As many of you know, Pigs finally has a cover.

 




I love it.






The book is out in galleys now (bound, uncorrected proofs that publishers send to reviewers and bookstores before the actual book is printed). I haven’t seen the galleys in real life yet, but a friend sent a picture of one that she came across at Book Expo this past week, and it looks beautiful, even from far away.

 


(That orange strip across the cover lets readers know that it's an uncorrected proof, not the final, real thing).

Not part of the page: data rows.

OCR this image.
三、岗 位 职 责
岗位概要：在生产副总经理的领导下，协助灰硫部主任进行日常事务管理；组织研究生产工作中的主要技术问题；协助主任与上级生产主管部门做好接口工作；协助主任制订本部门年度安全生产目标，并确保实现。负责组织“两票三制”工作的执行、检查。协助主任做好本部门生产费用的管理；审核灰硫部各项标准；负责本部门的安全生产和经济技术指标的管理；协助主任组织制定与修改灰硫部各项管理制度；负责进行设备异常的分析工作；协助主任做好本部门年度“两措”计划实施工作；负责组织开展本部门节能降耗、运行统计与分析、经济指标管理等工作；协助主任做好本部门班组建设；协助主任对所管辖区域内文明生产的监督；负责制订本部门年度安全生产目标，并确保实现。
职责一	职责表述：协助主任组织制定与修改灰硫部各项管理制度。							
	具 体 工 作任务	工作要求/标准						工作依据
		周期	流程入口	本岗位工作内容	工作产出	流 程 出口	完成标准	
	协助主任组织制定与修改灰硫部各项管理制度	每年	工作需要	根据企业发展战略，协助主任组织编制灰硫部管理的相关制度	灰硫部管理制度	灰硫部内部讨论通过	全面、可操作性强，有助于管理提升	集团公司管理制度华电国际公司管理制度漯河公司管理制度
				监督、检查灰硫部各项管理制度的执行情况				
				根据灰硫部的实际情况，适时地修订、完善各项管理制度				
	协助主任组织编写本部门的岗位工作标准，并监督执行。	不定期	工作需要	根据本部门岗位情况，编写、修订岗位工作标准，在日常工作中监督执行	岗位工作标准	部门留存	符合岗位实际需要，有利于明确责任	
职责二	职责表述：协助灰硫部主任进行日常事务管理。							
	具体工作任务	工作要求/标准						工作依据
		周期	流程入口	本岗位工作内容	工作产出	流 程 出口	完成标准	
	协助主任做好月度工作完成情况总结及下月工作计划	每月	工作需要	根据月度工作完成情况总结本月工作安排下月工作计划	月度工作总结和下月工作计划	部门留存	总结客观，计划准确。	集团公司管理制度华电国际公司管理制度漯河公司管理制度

This post is really just a short post of appreciation for the work Red Hen put into the cover, and to say a little about what it means to me that this book, this collection of 69,816 words, of 253 manuscript pages, is now bound together and sealed with an image that speaks to what’s inside and makes it feel whole.

 

I’ve always loved book covers. In recent years I’ve become fascinated with the process by which some designers approach creating them. I look forward annual roundups of "best" covers, and I comb Lit Hub, often, for new posts about the process designers take to get at the cover for a book that is ultimately chosen. It drives me crazy when I read a book I love, but the book has a cover that doesn’t match the material inside.

 

Anyway, once I finished the first draft of Pigs, I started thinking about what a cover for it might look like. The first draft felt still nascent, still figuring out what the book was going to be, and it felt like, if I could find the right image for it, I would know and be able to write a draft that I could consider final. If I were to tell you that I wrote seventeen drafts, you might get a sense of how desperately I wanted to find that perfect image.
 

 

I pinned images to Pinterest that I thought somehow spoke to what was inside.

 

I pinned images of hands in water with what looked like fingers missing.
 

 

I pinned images of butchered pigs.
 

 

I pinned images of swimming pigs.

 

 

I pinned paint swatches in color palettes that reminded me of the world inside the novel.
 

 

A few years later, a friend made a placeholder image that I could use for my website. I loved this image, and it was very hard for me to let it go.
 

 

But then, suddenly, the years of waiting for the image fell away and there it was: in my email box from Red Hen, so perfect—nothing I’d ever imagined on my own, and yet exactly what the book was wanting. And it’s funny: the colors are nothing like I’d ever dreamed of. The pigs are shaggier than I'd pictured the pigs in the novel. But it feels just right, like the cover is telling me something about the book that I’d never even noticed.

 

Pigs will be out in bookstores on October 1st (though it's available for pre-sale now). It’s a pretty visual book—I have a theory that writing is actually a visual medium. Who knows how readers will respond to it (the anxiety related to this will likely be the subject of another post). Nothing would make me happier than to have readers send me the images that they come up with when they imagine a cover, too.